If the ACC does not agree to send the covenant out to the provinces for their approval, Gomez predicted, 'there will be clear breaks in the communion after this meeting.'"

Read the full article here.

ENS has posted the text of Archbishop Gomez's presentation here.

In the discussion that followed the introduction of the resolution, some voices called for the immediate adoption of the Covenant and Gregory Cameron, Deputy Secretary General of the ACC, and now a bishop in Wales, giving his opinion that 15 to 20 provinces were ready to quickly adopt the document.

The Canadian report on the day's discussions can be found here. Marites Sison's report points out that Bishop Cameron's remarks today somewhat contradict remarks by the Secretary General Kenneth Kearon earlier that participation in the Covenant would not affect a Province's status in the Communion.

Comments (6)

Gomez's fear mongering is unpersuasive. Most of the Communion didn't even submit comments when the previous drafts of the covenant were circulated. The covenant is a creation of right wing non-schismatic clergy in the US and the UK. These are the people behind it. These are the people it will empower.

+Gomez is correct that the Communion is in danger of splitting -- score one for stating the obvious. But in what conceivable way will this (or any other Covenant) prevent such splitting retroactively. The splits have happened; the Covenant will not heal the wounds inflicted on the Communion by those in GAFCON who have walked apart. If all it does is get them together with their dissident minorities in the Global North -- as you suggest, Jim -- this will be nothing other than an Instrument of Disunity.

Or explain me otherwise, please! Precisely how will or can the proposed Covenant actually promote or change anything; especially given that it appears to have no impact on membership in the Anglican Communion.

More threat and ultimatum from Gomez, nothing new there. If Provinces have until 2014 to ponder it then we can surely take until 2012 and beyond.

Let people see the greater anarchic behavior that will follow in the passing on of this document. The good news is that it ends the work of Gomez and ACI in drafting this. Having some five years to discuss it around the communion I am sure reasonable people will discover all its flaws as GafCon and the others try and make it a tool of control.

If Rowan Williams wants to show some leadership he will urge a slow down to the process. If a covenant is where we are headed, there is no harm in taking our time. The rush to close ranks is a sign of anxiety. And if, as some of us think, the whole covenant idea was a bad idea to begin with, it will give us time to come up with something better.

The fact that Drexel Gomez is chairing this thing should give anyone pause.

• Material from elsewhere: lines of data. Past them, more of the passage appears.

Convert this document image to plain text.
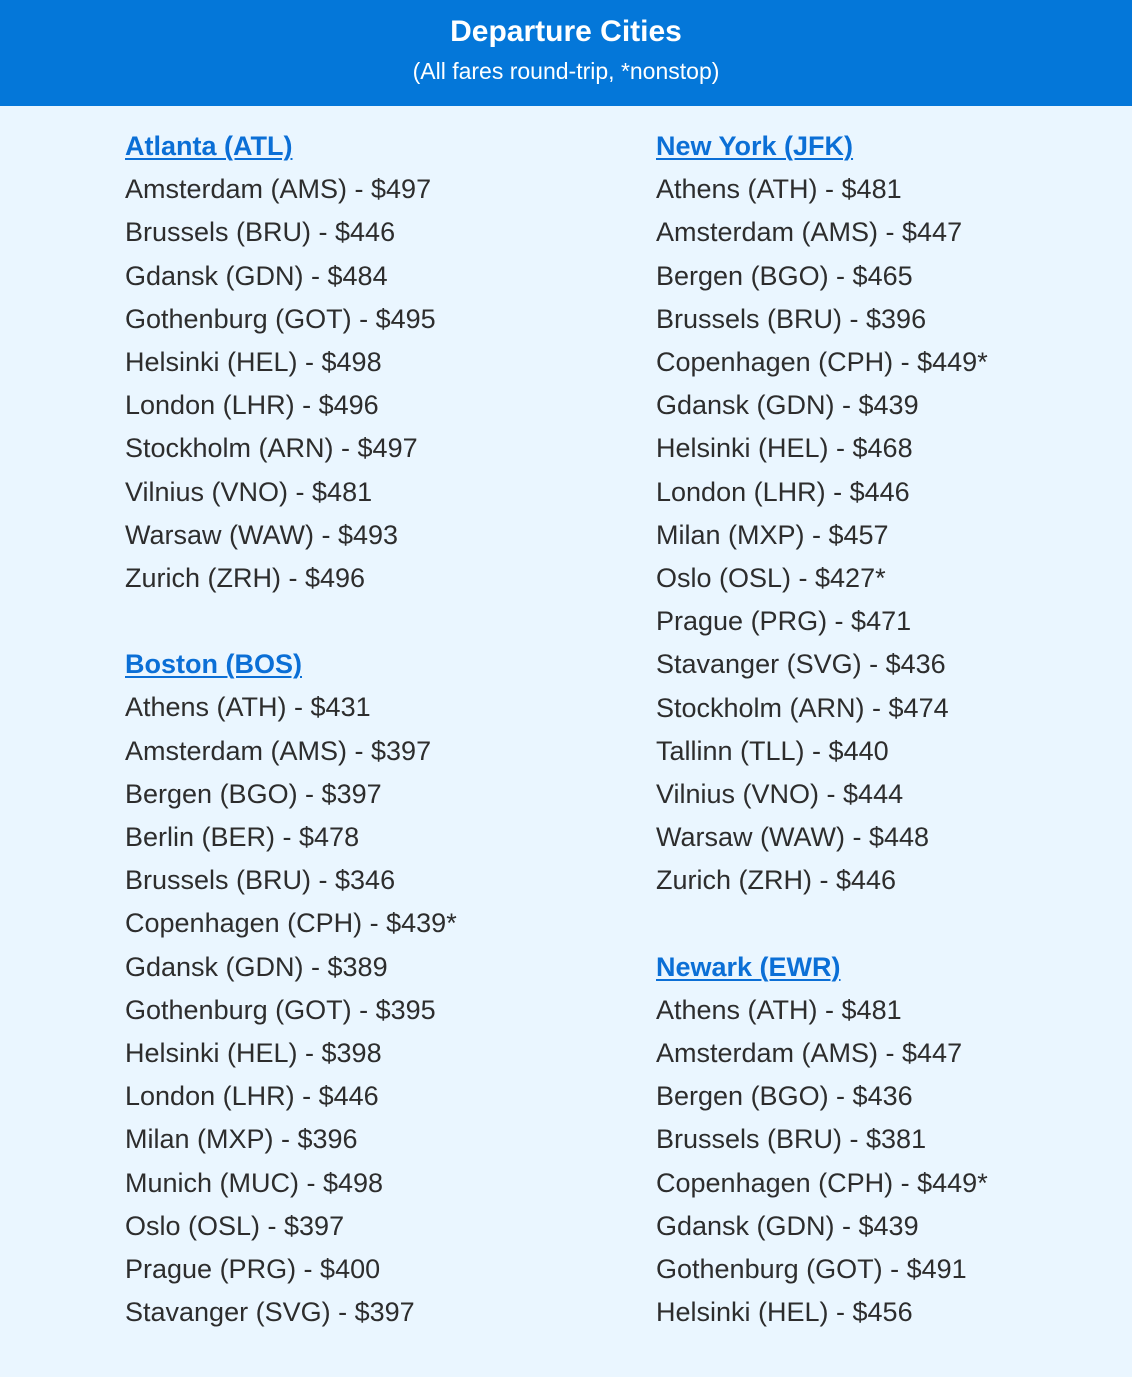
Departure Cities
(All fares round-trip, *nonstop)
Atlanta (ATL)
Amsterdam (AMS) - $497
Brussels (BRU) - $446
Gdansk (GDN) - $484
Gothenburg (GOT) - $495
Helsinki (HEL) - $498
London (LHR) - $496
Stockholm (ARN) - $497
Vilnius (VNO) - $481
Warsaw (WAW) - $493
Zurich (ZRH) - $496
Boston (BOS)
Athens (ATH) - $431
Amsterdam (AMS) - $397
Bergen (BGO) - $397
Berlin (BER) - $478
Brussels (BRU) - $346
Copenhagen (CPH) - $439*
Gdansk (GDN) - $389
Gothenburg (GOT) - $395
Helsinki (HEL) - $398
London (LHR) - $446
Milan (MXP) - $396
Munich (MUC) - $498
Oslo (OSL) - $397
Prague (PRG) - $400
Stavanger (SVG) - $397
New York (JFK)
Athens (ATH) - $481
Amsterdam (AMS) - $447
Bergen (BGO) - $465
Brussels (BRU) - $396
Copenhagen (CPH) - $449*
Gdansk (GDN) - $439
Helsinki (HEL) - $468
London (LHR) - $446
Milan (MXP) - $457
Oslo (OSL) - $427*
Prague (PRG) - $471
Stavanger (SVG) - $436
Stockholm (ARN) - $474
Tallinn (TLL) - $440
Vilnius (VNO) - $444
Warsaw (WAW) - $448
Zurich (ZRH) - $446
Newark (EWR)
Athens (ATH) - $481
Amsterdam (AMS) - $447
Bergen (BGO) - $436
Brussels (BRU) - $381
Copenhagen (CPH) - $449*
Gdansk (GDN) - $439
Gothenburg (GOT) - $491
Helsinki (HEL) - $456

I'm disturbed by what Cameron is quoted as saying further in the ENS report,

Cameron also noted in response to another question that "at the moment there is no linkage to signing the covenant" and participation in the life of the communion. But, he added, "if a number of provinces were to adopt the covenant, then I think naturally the question would be asked whether some sort of assessment or change would have to take place."

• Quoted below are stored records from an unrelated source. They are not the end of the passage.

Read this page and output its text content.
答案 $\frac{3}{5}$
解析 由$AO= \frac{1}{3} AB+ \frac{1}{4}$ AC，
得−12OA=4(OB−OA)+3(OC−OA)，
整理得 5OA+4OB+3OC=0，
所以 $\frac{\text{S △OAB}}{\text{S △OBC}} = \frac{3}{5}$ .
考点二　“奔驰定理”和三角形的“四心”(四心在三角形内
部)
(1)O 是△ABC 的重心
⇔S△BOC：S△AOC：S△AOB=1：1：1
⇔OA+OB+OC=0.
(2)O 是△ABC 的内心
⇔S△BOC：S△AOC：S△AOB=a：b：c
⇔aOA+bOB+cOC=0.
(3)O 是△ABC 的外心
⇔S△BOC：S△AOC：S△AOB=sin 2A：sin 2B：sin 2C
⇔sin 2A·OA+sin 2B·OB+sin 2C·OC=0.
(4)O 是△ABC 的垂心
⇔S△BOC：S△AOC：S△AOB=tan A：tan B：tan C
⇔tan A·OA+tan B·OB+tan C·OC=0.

Cameron's suggestion would appear to contradict Anglican Communion Secretary General Kenneth Kearon's May 2 comment that the adoption process is not envisioned as one that would require "some sort of substantial majority [of provinces to sign onto the covenant] by which time it applies to everyone." Kearon added that the covenant "would only apply to those churches of the communion which decide to covenant."

If nothing else it shows that once the cat is out of the bag there's no defined path it will follow.

I think Cameron's comments indicate that the covenant is bait and switch.